Although both models have good wear resistance characteristics, the degree of their antiwear capabilities differs. The above results suggest that the antiwear capabilities of the CSM were better than those of the RMM because the nodules on the ribs of the former changed the trajectories and motion of the abrasives (Figure 13(c)). The streamlines represented by blue and brown in Figure 12(c) refer to the abrasive trajectories passing over the tops and bottoms of the nodules, respectively. The smooth tops of the nodules prompted the abrasives to slide down and fall into the bottom of the nodules. They intervened in the abrasive flow passing through it (brown), reducing the shear stress (Table 6). However, this interference phenomenon was slightly hampered by the intensity of the vortices, which was obviously inadequate in the CSM (Figure 13(b)), so the “scrolling” effect between the ribs is decreased and the wall shear of the CSM between the ribs was higher than that in the RMM (Figure 10), but it did not affect the wear resistance properties of the whole model.

The experiments and simulations conducted in this study show that the surface topography of molluscan shells (Scapharca subcrenata) significantly influences their antiwear capabilities. The rib morphology and coupled structure redistribute the shear stress through changes in the trajectories and motion states of abrasive elements. Although both the RMM and CSM have predominant antiwear capabilities, the wear resistance characteristics of the latter are superior to those of the former. The CSM is more conductive to decreasing the impact velocity and energy of abrasive particles, which reduces the probability of microcrack generation, extension, and desquamation in the model.

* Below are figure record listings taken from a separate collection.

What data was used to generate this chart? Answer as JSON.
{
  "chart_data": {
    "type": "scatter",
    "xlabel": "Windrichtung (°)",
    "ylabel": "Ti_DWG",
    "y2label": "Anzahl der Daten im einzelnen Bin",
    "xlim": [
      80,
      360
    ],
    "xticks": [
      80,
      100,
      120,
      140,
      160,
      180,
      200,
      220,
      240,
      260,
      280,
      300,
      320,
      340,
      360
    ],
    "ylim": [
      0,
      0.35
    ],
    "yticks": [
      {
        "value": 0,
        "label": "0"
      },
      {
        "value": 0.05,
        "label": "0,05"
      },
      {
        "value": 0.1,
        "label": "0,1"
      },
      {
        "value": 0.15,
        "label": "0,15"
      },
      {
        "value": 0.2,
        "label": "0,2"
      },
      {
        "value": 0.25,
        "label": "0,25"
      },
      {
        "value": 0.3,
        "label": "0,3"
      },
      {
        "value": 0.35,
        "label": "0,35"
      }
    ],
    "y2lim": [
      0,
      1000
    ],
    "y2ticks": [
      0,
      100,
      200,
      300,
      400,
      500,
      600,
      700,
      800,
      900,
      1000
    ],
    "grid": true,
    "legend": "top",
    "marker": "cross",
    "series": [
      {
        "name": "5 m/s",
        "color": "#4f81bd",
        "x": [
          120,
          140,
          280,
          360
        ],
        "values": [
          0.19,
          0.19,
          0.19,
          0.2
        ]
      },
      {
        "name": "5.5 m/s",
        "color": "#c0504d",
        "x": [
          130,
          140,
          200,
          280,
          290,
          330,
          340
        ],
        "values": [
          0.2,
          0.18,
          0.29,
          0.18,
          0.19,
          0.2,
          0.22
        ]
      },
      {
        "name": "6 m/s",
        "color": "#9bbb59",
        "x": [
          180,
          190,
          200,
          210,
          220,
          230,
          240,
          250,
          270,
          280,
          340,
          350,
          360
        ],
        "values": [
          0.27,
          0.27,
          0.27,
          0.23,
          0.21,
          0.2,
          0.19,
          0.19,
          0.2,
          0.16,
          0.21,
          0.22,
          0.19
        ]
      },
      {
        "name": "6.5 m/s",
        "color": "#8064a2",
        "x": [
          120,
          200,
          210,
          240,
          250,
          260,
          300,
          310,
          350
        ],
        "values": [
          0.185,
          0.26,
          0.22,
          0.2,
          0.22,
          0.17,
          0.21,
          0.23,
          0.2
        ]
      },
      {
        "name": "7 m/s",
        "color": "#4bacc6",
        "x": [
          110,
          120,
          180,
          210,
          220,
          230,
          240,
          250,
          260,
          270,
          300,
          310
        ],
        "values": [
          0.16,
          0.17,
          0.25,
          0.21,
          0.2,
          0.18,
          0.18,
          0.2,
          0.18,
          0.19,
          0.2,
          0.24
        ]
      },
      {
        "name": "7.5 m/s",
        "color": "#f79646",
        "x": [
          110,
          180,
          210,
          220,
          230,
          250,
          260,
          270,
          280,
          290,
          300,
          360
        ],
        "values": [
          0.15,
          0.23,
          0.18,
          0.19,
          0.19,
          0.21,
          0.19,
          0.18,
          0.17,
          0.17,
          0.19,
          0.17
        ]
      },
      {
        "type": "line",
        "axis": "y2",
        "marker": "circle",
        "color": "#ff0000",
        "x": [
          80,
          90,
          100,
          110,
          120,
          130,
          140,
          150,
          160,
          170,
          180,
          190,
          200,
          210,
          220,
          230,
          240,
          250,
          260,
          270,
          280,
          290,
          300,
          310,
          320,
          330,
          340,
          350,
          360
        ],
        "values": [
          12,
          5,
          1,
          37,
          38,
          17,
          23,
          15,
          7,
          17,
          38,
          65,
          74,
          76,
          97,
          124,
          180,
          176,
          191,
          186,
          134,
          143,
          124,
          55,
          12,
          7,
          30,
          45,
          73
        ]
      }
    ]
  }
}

In a real-world environment, the friction sustained by Scapharca subcrenata’s left shell is greater than that experienced by its right shell. Thus, the coupled structure of the left shell is the result of extensive evolution.

Conflict of Interests

The authors declare that there is no conflict of interests regarding the publication of this paper.

Acknowledgments

The authors are grateful for grants received from the National Natural Science Foundation of China (Grant nos. 51105168 and 51205160), the High-Tech Industrialisation Demonstration Projects of Jilin Province (Grant no. jfggj20111084), and the Changchun Special Project of Major Scientific Research (Grant no. 13KG33).